I started wanting to make music when I got into hip hop with my friend Jason. He introduced me to Kool G Rap, Tupac and Biggie. 80s and 90s Hip Hop – I’d always heard it but then I got in deep. Growing up I heard the music my family listened to, 80s R’n’B, rock and funk, and off of that listened to psychedelic rock and funk; Marvin Gaye, James Brown, MJ too.
What's good about DTG? It’s quality
When I listen to today’s rappers, like Kendrick, Kanye and Skepta, what’s great is how they combine lyrics that mean something with experimental production, and stay authentic. Especially Skepta’s albums like Konnichiwa and Blacklisted – it sounds like London. The kind of music I’m making is Afro House and Afrobeats. Also Latin stuff, mixing R’n’B, Hip Hop and Bossa Nova.

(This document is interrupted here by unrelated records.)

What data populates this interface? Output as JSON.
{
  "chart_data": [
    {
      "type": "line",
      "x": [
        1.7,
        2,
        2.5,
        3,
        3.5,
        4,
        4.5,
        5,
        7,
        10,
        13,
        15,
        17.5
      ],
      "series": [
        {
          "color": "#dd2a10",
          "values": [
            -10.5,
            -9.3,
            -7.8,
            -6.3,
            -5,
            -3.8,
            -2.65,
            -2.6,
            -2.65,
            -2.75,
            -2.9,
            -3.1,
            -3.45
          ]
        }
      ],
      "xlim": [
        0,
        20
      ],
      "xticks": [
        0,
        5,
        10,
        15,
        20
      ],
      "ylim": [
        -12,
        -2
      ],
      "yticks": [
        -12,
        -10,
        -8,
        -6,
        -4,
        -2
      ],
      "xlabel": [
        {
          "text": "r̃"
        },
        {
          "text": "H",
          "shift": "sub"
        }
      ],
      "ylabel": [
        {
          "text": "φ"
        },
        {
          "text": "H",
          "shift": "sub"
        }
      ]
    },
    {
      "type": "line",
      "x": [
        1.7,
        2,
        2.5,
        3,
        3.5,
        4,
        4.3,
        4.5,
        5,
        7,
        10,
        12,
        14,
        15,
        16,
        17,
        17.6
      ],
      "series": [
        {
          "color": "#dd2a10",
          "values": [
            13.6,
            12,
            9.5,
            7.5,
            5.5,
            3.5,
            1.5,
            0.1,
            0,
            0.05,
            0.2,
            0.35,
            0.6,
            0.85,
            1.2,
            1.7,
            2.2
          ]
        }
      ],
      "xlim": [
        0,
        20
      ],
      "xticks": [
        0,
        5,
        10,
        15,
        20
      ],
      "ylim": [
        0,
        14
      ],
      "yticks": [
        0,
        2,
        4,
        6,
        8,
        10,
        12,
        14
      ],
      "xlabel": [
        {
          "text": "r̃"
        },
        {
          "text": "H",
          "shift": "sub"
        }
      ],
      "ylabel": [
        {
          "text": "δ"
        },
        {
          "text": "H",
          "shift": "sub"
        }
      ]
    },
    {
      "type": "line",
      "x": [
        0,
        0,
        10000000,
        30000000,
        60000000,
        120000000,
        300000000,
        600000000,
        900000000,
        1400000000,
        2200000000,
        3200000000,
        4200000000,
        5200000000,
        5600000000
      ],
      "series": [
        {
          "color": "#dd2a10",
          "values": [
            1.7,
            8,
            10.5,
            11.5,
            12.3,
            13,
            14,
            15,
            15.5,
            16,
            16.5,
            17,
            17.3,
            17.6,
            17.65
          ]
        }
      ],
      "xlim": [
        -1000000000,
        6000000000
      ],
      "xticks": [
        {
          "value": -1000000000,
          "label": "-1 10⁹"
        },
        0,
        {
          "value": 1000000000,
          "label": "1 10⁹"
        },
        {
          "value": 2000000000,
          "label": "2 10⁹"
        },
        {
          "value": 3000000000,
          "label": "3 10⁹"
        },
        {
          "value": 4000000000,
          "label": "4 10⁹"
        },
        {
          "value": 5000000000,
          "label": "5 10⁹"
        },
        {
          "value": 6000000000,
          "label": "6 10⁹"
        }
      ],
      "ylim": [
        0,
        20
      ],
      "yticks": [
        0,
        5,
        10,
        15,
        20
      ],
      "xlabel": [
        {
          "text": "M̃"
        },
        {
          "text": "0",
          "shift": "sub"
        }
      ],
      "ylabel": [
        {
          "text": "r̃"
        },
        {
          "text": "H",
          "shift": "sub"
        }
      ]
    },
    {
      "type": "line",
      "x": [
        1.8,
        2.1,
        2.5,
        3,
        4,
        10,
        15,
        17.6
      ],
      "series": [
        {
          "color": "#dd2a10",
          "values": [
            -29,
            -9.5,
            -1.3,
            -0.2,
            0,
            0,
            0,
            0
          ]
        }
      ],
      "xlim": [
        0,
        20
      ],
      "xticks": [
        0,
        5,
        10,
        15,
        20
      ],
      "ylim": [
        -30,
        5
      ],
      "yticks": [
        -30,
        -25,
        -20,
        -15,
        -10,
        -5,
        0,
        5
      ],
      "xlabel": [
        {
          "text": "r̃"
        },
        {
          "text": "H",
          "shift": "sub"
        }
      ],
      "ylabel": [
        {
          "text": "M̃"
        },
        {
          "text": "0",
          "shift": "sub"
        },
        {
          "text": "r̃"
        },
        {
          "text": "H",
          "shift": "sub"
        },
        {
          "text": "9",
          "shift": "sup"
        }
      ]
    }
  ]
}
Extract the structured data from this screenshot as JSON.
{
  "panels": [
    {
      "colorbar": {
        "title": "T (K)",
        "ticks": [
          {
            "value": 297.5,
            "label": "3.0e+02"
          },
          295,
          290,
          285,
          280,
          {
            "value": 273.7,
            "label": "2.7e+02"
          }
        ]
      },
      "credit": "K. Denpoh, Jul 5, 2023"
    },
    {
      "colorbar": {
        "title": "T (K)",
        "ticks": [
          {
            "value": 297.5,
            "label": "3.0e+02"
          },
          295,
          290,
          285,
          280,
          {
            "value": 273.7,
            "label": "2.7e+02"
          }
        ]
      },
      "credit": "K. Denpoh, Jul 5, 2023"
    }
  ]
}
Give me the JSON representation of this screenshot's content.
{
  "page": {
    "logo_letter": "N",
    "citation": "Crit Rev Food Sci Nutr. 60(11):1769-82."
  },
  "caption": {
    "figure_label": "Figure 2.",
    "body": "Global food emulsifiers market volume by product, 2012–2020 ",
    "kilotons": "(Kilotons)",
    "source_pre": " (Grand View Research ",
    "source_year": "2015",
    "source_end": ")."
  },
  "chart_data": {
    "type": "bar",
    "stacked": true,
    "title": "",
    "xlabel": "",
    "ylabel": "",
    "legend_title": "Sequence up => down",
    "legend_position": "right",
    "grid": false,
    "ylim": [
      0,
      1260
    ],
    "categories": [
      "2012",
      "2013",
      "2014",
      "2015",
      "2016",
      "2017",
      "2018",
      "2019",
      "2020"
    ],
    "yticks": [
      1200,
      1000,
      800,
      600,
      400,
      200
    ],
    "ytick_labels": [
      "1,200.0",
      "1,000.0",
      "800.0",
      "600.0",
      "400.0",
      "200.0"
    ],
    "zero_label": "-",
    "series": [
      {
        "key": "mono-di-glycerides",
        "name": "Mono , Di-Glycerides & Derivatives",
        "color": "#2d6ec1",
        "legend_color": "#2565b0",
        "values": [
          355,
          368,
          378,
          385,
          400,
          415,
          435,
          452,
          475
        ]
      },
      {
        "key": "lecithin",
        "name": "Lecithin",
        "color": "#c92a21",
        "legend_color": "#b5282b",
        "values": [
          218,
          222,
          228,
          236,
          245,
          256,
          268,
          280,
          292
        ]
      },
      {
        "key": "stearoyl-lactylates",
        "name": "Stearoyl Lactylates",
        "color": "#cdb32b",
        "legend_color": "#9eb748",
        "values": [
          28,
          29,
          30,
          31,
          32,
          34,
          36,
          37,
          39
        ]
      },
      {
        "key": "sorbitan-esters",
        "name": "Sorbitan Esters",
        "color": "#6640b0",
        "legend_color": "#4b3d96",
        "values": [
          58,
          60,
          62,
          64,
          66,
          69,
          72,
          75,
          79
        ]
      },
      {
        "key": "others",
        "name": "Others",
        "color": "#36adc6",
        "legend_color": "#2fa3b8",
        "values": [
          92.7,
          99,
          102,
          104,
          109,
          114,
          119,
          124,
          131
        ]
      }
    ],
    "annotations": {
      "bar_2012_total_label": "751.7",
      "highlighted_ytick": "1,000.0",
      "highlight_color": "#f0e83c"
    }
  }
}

What's good about DTG? It’s quality – the equipment, the staff, the performance opportunities. I’ve been part of DTG since late 2016. It’s been really beneficial to me. It challenges you to step up your artistry.
Introducing Ken …
I was asked if I could write a piece to go between the third and fourth movements of Scheherazade. I listened to the whole piece and I chose a dramatic section to recreate in my own style. I thought it could be about a chase, and it's written in the form of a song (without words).
The piece is for guitar, drums, bass, trumpet and marimba. The rhythm section was recorded live, the rest is synthesised with Logic. It opens with the main riff, getting bigger and bigger, then this cut to a more calm verse section – like half-time – then to get back to the main theme there’s a crescendo, then the big finish. The challenge was writing something short which still felt finished and complete.
I’ve been part of DTG for a few years. Maybe even four. It’s been a really good learning environment, the support is amazing, and it’s free. It’s hard to put across what DTG is from just its name. What mattered to me was to have a place to rehearse, make recordings and get feedback.